The opinion of the court was delivered by: Charles Breyer, District Judge
ORDER VACATING BANKRUPTCY
COURT'S RULING ON MOTION TO
This matter is before this Court on appeal from the United States Bankruptcy Court. Appellant seeks an order from this Court vacating the bankruptcy court's order granting debtor's motion to compel abandonment of certain legal causes of action.
The debtor corporation is a producer of bottled water sold under the Cobb Mountain and Forest Lake labels. Debtor believes that its financial troubles result at least in part from unfair competition and false advertising by other players in the bottled-water market. Accordingly, debtor retained the law firms of Jaret & Jaret ("Jaret") and Lieff Cabraser ("Lieff") as special counsel to pursue legal action against its competitors. These two firms are referred to collectively herein as "Special Counsel."
Two days after debtor signed an engagement letter in April 1999, Special Counsel filed a consumer class action against debtor's competitors. Roughly one month later, Special Counsel filed suit on behalf of the estate. [ Page 2]
Although the estate ultimately obtained settlements totaling $1.2 million, the principals came to believe that Special Counsel's representation of the estate was compromised by a conflict of interest. They opposed Special Counsel's request for compensation on this basis. Finding that Special Counsel "failed to insure that Sullivan & Lodge received the undivided loyalty and commitment from them that it was entitled to receive," the bankruptcy court held that "[n]othing less than a complete forfeiture of all fees would be just in this case." The bankruptcy court denied a motion for reconsideration, and Special Counsel appealed. The district court affirmed the bankruptcy court's ruling.
Debtor's principals believe that they have legitimate affirmative causes of action against Special Counsel stemming from the conflict of interest. Although the principals encouraged the trustee to pursue these claims, the trustee declined to do so. The principals then filed a motion in the bankruptcy court to compel the trustee to abandon the claims to the corporation.
The trustee did not oppose the motion. Special Counsel, however, did file opposition. They based their opposition on the fact that they had offered to purchase the putative claims for $30,000. In their view, this offer rendered the claims unsuitable for abandonment under 11 U.S.C. § 554, which permits abandonment of estate property when that property is either "burdensome to the estate" or "of inconsequential value and benefit to the estate." In response, the principals argued that Special Counsel did not have standing to oppose the motion.

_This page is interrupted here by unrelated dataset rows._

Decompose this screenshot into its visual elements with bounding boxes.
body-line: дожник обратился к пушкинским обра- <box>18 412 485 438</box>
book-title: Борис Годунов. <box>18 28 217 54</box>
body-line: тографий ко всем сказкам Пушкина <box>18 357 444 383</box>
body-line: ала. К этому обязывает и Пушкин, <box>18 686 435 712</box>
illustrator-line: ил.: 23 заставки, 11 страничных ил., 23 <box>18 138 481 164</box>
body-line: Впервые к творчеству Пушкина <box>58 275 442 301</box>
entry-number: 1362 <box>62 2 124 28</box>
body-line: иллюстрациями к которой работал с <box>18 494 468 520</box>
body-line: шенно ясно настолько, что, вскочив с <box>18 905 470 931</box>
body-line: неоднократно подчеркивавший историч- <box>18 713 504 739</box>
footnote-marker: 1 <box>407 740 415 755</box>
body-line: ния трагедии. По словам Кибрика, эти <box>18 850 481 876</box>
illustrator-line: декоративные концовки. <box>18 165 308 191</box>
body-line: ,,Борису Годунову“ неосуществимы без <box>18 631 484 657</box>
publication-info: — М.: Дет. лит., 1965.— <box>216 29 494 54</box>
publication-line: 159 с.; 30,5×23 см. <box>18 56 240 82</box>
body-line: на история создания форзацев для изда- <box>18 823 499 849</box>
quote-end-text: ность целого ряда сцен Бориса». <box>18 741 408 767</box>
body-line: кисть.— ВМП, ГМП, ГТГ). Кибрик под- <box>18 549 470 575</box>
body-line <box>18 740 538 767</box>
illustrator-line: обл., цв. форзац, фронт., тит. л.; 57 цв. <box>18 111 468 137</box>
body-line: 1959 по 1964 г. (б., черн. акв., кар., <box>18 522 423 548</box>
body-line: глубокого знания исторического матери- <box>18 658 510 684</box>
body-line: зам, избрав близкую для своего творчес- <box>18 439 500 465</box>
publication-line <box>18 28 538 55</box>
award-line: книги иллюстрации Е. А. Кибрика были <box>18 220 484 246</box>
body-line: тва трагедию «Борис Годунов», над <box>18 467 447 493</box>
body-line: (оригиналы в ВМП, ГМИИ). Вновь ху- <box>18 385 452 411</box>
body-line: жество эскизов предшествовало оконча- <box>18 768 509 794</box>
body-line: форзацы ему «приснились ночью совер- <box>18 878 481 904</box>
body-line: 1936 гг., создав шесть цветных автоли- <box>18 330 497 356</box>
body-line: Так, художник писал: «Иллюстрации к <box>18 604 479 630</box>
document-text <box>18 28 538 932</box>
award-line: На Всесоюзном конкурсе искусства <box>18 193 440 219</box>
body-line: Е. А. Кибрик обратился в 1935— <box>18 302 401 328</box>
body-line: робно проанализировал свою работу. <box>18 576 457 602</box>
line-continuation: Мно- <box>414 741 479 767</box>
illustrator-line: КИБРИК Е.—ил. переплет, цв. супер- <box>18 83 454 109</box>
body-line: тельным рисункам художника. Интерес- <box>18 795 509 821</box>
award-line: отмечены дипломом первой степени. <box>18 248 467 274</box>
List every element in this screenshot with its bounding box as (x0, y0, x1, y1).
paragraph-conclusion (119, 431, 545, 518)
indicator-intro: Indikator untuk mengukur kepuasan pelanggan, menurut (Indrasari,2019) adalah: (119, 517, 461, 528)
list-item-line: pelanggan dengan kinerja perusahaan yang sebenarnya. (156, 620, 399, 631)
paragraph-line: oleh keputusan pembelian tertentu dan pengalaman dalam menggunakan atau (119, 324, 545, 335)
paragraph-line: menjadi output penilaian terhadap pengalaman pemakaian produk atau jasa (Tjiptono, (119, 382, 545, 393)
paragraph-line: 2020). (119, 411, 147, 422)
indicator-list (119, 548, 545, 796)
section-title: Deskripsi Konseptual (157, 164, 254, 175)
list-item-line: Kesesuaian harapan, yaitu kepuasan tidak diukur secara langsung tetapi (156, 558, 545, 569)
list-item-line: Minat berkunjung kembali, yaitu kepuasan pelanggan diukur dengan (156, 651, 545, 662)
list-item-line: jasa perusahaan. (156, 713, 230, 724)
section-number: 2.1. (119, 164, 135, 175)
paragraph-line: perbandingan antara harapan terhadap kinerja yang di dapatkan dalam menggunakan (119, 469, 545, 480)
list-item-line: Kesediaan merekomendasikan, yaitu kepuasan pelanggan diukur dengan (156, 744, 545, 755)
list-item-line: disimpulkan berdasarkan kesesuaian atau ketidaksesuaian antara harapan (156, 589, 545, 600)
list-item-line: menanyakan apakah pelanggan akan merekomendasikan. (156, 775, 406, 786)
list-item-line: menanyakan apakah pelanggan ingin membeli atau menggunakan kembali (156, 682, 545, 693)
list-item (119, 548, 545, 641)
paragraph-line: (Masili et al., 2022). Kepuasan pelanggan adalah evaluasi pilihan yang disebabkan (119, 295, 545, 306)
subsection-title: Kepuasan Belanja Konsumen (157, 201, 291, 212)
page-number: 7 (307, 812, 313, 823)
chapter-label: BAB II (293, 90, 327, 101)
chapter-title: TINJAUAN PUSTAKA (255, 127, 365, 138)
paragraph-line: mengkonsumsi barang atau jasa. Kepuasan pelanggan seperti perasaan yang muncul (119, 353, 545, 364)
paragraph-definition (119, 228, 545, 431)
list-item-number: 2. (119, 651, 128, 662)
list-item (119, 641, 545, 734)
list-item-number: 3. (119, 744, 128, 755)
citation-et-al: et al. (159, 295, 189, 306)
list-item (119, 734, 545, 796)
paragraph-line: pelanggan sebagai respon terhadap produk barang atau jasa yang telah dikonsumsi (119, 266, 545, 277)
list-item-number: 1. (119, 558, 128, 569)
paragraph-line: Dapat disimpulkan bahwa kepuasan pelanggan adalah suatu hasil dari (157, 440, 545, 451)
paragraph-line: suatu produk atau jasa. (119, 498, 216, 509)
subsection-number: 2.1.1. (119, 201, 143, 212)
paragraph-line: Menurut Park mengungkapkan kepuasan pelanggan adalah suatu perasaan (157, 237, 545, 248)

The bankruptcy court granted the motion to compel abandonment. At the hearing on the motion, the court explained its reasoning in the following terms:
Well, as I said before, most of the time we're
interested in maximizing the estate, 99.9 percent
of the time. But occasionally the situation
arises where justice is better served by letting
people who really feel-I mean it's obvious that
Sullivan and Lodge, the moving parties here, they
obviously have strong feelings about what
happened. And it just seems fair and just under
all the circumstances to let them prosecute that,
even though I understand that the estate could be
$30,000 richer if they didn't. . . .
[U]nder the unique circumstances presented here
and in the absence of any objections by the
estate's representative, the motion to abandon is
[ Page 3]
The court did not express an opinion on whether Special Counsel had legal standing to oppose the motion.
This appeal is limited to the bankruptcy court's ruling on the motion to compel abandonment. For purposes of the appeal, the Court will assume that the estate has a valid affirmative cause of action against Special Counsel. The only question for this Court is whether the motion to compel abandonment of that cause of action was properly granted.
"Once a bankruptcy court has determined whether `the factual predicates for abandonment . . . are present, the court's decision to authorize or deny abandonment is reviewed for an abuse of discretion." In re Viet Vu, 245 B.R. 644, 647 (B.A.P. 9th Cir. 2000) (quoting In re Johnston, 49 F.3d 538, 540 (9th Cir. 1995)). "A court abuses its discretion if its decision is `based on an erroneous conclusion of law or when the record contains no evidence on which [the bankruptcy court] could have based [the] decision [to authorize abandonment].'" Id. (quoting In re Windmill Farms. Inc., 841 F.2d 1467, 1472 (9th Cir. 1988)).